Supplemental control experiment: M1 versus supplemental control stimulation. Changes in MEP amplitudes after M1 (squares) and supplemental control stimulation (diamonds), normalized to baseline MEP amplitudes. *Significant aftereffects after M1-iTBS compared with supplemental control stimulation or baseline (p ≤ 0.05, Student's t test). One stimulation over M1 in the supplemental control experiment led to comparable results as obtained after M1-iTBS600 in the main experiment. After three blocks of iTBS over M1 (M1-iTBS1800), MEP amplitudes were significantly higher compared with one M1 stimulation followed by two stimulations over the parieto-occipital vertex.

Figure 5.

Changes in rsFC. M1 compared with sham stimulation, normalized to baseline values. Color bar represents t values. Only clusters surviving a cluster level FWE correction (p ≤ 0.05) are shown.
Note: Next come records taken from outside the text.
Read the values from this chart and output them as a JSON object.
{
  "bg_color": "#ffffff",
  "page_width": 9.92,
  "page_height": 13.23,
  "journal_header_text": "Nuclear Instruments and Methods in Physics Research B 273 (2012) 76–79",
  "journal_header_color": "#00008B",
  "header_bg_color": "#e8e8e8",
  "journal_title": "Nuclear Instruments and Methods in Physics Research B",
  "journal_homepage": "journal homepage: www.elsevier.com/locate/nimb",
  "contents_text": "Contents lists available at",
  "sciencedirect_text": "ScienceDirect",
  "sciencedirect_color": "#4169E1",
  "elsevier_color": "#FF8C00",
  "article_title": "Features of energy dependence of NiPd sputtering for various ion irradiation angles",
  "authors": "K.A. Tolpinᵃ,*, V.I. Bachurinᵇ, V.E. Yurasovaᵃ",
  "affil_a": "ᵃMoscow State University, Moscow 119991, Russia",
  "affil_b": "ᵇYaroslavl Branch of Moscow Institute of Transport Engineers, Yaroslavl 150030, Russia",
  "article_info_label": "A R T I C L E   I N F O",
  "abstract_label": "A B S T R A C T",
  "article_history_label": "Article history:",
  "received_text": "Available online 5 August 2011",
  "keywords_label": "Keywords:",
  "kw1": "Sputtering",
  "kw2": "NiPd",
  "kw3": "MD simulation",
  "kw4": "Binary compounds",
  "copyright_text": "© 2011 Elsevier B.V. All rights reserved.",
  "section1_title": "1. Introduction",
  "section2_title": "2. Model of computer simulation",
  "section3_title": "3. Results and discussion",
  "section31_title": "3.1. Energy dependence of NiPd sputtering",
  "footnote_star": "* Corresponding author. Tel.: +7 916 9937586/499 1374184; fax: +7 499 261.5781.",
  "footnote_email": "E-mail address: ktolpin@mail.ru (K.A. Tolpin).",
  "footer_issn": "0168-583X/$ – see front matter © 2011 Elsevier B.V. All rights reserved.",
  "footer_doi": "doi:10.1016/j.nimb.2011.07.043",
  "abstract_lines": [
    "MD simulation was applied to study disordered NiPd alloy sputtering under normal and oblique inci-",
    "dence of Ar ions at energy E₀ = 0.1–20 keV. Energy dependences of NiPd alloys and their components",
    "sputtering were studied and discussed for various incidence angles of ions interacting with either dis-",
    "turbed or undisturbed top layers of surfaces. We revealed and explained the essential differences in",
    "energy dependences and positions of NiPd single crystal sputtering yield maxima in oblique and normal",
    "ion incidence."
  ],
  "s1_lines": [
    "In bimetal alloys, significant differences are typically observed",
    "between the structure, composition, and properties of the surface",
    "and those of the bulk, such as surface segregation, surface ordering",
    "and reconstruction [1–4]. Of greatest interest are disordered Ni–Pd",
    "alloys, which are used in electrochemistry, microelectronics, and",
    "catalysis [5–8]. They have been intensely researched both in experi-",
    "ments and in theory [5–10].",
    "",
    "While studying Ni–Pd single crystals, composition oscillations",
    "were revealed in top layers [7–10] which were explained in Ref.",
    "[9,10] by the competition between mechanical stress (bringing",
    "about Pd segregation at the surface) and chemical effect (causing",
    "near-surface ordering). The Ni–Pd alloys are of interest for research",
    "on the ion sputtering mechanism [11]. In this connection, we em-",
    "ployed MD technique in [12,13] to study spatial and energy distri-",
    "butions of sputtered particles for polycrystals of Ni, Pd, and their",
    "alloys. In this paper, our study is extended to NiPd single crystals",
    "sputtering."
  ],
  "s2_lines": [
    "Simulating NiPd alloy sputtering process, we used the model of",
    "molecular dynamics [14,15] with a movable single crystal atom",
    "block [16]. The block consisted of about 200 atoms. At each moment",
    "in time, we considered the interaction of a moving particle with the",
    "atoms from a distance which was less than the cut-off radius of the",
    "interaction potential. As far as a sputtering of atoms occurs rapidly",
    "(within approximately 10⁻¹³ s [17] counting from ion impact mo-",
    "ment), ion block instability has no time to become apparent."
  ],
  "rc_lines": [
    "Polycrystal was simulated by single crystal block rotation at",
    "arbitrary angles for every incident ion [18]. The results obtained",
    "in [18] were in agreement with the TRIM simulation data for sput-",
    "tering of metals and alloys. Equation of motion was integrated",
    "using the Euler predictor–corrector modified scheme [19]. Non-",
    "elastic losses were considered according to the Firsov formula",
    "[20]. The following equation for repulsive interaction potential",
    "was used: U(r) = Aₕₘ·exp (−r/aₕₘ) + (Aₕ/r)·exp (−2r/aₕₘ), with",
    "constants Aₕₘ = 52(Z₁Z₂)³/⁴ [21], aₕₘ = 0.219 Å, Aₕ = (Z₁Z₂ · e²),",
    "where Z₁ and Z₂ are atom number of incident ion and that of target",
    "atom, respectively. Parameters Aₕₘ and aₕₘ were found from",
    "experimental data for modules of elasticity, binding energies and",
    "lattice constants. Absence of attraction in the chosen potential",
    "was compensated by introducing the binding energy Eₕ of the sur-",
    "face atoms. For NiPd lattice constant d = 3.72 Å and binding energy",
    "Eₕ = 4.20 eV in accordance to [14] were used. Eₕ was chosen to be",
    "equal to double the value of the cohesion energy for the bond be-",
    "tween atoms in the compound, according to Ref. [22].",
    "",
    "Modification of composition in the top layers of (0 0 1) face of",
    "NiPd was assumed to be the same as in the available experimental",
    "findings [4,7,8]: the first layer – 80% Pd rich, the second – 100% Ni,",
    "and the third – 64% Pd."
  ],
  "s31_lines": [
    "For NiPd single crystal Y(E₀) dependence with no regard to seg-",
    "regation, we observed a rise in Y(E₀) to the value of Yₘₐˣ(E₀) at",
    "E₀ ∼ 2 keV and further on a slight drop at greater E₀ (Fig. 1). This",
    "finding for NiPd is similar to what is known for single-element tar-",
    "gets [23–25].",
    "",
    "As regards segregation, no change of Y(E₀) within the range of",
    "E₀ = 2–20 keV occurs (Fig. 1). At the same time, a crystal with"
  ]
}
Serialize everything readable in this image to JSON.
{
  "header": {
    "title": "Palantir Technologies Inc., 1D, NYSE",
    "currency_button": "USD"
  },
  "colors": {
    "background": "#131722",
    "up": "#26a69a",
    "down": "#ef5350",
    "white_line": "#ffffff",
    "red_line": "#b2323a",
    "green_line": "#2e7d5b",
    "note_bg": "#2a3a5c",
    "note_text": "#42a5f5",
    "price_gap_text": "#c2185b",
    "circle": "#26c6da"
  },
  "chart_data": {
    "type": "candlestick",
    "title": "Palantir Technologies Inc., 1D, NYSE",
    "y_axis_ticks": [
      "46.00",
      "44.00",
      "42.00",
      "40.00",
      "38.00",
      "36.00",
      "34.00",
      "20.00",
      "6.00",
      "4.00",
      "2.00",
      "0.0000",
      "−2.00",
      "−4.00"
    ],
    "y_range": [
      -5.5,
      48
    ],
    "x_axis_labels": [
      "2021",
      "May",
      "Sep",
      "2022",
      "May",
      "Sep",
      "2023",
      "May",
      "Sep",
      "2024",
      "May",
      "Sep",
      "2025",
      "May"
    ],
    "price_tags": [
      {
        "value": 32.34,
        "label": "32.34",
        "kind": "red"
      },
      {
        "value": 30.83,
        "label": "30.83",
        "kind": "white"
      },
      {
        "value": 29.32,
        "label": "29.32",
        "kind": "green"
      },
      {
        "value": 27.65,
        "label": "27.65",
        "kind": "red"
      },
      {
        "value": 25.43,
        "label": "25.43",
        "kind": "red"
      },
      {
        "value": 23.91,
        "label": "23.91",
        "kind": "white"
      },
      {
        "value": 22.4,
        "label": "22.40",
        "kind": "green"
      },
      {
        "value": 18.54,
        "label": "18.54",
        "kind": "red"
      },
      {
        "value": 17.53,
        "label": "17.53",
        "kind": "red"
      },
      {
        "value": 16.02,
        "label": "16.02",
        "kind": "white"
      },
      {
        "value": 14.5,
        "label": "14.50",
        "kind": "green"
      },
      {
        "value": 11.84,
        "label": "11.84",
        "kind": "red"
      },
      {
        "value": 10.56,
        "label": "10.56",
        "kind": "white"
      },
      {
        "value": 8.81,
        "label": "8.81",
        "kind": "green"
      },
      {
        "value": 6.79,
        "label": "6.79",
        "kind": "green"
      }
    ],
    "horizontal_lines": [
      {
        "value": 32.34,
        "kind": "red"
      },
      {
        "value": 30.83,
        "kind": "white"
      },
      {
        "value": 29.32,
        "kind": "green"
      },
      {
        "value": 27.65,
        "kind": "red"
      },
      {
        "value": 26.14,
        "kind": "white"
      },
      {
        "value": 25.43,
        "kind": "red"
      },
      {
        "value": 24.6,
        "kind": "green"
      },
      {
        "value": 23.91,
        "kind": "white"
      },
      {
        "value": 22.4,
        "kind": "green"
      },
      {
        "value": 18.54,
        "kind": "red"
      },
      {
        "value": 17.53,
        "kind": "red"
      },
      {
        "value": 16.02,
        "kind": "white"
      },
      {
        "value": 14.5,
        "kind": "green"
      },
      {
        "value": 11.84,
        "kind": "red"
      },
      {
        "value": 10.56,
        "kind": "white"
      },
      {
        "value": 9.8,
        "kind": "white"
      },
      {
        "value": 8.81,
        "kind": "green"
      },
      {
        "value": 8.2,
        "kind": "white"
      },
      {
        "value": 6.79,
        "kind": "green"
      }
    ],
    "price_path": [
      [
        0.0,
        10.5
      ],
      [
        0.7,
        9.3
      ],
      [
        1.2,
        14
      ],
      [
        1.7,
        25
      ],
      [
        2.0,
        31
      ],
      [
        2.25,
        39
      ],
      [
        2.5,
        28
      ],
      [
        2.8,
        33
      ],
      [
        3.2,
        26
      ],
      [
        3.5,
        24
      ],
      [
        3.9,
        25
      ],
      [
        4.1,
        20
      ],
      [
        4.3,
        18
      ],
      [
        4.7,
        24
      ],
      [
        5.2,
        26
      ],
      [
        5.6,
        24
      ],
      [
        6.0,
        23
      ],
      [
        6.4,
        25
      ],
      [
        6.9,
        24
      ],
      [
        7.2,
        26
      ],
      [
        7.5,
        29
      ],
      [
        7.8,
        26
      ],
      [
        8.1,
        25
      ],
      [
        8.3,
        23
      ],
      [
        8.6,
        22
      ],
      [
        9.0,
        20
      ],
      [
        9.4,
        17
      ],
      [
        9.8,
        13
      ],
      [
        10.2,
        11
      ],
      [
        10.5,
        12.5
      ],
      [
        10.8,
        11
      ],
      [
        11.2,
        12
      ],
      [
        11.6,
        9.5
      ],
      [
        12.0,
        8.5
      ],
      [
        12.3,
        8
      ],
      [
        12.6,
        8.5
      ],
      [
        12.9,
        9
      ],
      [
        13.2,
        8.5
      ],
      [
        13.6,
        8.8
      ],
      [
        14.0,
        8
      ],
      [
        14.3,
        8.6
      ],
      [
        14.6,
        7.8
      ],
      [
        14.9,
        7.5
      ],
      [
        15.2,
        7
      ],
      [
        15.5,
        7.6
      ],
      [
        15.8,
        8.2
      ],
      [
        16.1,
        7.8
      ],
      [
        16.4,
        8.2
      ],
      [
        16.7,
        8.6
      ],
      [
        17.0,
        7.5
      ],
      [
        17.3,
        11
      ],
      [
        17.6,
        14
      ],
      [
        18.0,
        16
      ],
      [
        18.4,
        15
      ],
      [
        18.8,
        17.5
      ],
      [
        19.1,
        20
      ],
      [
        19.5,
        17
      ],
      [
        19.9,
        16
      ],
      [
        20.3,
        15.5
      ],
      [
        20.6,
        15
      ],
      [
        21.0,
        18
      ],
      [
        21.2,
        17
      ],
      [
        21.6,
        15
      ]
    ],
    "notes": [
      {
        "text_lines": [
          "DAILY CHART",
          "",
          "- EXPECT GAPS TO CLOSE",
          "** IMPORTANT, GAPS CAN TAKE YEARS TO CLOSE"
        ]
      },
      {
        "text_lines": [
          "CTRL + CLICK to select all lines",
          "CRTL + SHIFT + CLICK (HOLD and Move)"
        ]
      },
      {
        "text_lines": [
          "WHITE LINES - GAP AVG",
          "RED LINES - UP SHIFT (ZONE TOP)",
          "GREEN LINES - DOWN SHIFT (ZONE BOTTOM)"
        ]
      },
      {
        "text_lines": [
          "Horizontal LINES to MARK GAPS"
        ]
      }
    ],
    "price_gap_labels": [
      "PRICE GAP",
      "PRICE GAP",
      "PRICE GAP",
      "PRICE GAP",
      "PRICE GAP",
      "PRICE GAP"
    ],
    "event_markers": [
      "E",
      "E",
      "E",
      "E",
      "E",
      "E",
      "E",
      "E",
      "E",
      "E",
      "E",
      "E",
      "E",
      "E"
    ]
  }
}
A, Main experiment. M1-iTBS led to significantly higher changes in rsFC of M1 with bilateral premotor areas (dPMC, SMA) after all doses as well as with somatosensory and superior parietal cortex. B, Supplemental control experiment. iTBS1800 over M1 led to significantly higher correlations in the time courses between M1 and premotor areas (dPMC, SMA) as well as somatosensory/superior parietal cortex compared with a single M1-iTBS application followed by two sham stimulations over the vertex (supplemental control stimulation).

Figure 6.

ROI analysis. Dose-dependent changes in rsFC. Contrasts between the increase in rsFC compared with baseline between iTBS1800 and (A) iTBS600 or (B) iTBS1200. Color bar represents t values. The cross indicates the coordinate where dose-dependent increases were found for ipsilateral dPMC-M1 rsFC. p ≤ 0.05, small-volume FWE-corrected at the voxel level.